Suddenly, the vehicle made a sharp right turn and its headlights blinded me as it came my way. It wasn’t until it stopped next to me that I realized it was a police car. The officer asked, “What’s going on here?”
I pointed toward the club house. “They told us we could camp here.”
“This ain’t no damn campground! What’s with the mule and all this stuff?”
He was moving his floodlight back and forth on the tent and the cart while I said, “We just stopped for the night. We walked here from Arkansas, and we’re headed–”
The cop blurted out, “Hey. Hey! Hey!!” Each “hey” was crisper and louder.
“Yous was in the paper today! I read it just before I came to work. You’ve got the mule and walking to the East Coast. Then yous are going around the world or somethin–right?”
He shook my hand and wished us luck. Then he said, “You know there’s been a poacher back here.”
“We heard.”
“Don’t worry about it. I’ll keep an eye on things tonight.
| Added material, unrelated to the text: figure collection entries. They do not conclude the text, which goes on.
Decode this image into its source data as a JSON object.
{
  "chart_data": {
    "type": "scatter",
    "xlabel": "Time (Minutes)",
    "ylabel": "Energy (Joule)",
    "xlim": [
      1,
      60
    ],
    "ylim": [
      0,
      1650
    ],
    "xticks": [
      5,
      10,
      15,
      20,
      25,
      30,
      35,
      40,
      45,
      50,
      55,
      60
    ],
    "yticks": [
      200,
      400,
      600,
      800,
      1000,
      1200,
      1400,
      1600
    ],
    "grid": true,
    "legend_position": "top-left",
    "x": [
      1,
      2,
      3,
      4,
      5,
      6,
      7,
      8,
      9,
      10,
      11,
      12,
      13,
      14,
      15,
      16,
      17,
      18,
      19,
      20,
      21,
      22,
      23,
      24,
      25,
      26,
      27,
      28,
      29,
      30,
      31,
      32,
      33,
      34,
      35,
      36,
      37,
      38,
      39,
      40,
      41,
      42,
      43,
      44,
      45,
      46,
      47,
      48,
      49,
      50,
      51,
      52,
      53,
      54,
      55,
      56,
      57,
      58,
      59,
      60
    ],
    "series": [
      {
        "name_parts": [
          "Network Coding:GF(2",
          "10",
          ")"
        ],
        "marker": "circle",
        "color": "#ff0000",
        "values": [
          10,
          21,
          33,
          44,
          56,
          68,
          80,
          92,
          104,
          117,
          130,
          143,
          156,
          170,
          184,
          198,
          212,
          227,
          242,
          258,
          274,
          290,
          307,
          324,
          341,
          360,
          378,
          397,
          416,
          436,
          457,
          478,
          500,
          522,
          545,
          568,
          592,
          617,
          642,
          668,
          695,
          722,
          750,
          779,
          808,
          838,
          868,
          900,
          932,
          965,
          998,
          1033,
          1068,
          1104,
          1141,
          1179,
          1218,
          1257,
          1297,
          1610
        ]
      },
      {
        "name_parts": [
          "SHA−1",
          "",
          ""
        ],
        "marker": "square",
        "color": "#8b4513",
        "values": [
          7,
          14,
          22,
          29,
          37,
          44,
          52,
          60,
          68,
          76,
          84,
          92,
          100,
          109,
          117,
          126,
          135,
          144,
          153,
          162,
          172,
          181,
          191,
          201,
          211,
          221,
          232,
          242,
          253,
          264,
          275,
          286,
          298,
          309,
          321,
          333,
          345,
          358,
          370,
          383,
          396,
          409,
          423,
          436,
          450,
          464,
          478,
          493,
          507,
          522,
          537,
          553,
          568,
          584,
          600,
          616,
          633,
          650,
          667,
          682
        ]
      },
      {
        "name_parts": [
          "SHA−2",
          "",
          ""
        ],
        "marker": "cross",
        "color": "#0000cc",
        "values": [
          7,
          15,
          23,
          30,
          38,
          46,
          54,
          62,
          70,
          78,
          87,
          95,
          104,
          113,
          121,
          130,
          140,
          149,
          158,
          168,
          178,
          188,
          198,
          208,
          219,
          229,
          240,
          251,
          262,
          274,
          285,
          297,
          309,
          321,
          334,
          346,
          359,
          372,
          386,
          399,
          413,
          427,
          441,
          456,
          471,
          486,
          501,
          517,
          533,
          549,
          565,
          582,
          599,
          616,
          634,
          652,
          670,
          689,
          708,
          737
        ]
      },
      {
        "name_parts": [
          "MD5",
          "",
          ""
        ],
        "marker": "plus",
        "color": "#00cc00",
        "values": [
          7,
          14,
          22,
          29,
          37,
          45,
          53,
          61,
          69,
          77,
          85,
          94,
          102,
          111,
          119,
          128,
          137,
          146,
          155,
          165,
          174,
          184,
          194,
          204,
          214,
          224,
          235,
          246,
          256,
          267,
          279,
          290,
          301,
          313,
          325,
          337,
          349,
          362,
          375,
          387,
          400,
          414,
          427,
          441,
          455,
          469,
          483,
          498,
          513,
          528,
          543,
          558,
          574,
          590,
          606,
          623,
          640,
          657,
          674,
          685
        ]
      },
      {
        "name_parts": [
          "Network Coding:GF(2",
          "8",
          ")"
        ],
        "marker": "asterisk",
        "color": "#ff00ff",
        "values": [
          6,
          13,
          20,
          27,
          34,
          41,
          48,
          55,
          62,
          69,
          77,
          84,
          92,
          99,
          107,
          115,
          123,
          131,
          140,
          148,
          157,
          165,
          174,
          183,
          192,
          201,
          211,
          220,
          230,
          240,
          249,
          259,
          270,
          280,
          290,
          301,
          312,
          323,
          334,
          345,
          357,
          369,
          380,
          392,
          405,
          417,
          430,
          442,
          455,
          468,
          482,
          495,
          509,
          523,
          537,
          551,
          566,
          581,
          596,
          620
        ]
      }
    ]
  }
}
Welcome to Buffalo!”
We got lots of press coverage everywhere we walked. We never asked for it. It just happened, and I had mixed feelings about that. Most of them good. But sometimes it was nice to encounter people on the street who didn’t know anything about us.
Patricia always said, “I think the press is good. Because when people read about us first, then they know we’re not gypsies, tramps or thieves.”
I had to admit, being in a big newspaper like the Buffalo News did have its advantages. After reading our story Roy Haller, a member of the Upstate Mule and Donkey Association, took the route the paper said we were on when he drove into Buffalo that morning. He was going to try to find us winter accommodations in western New York.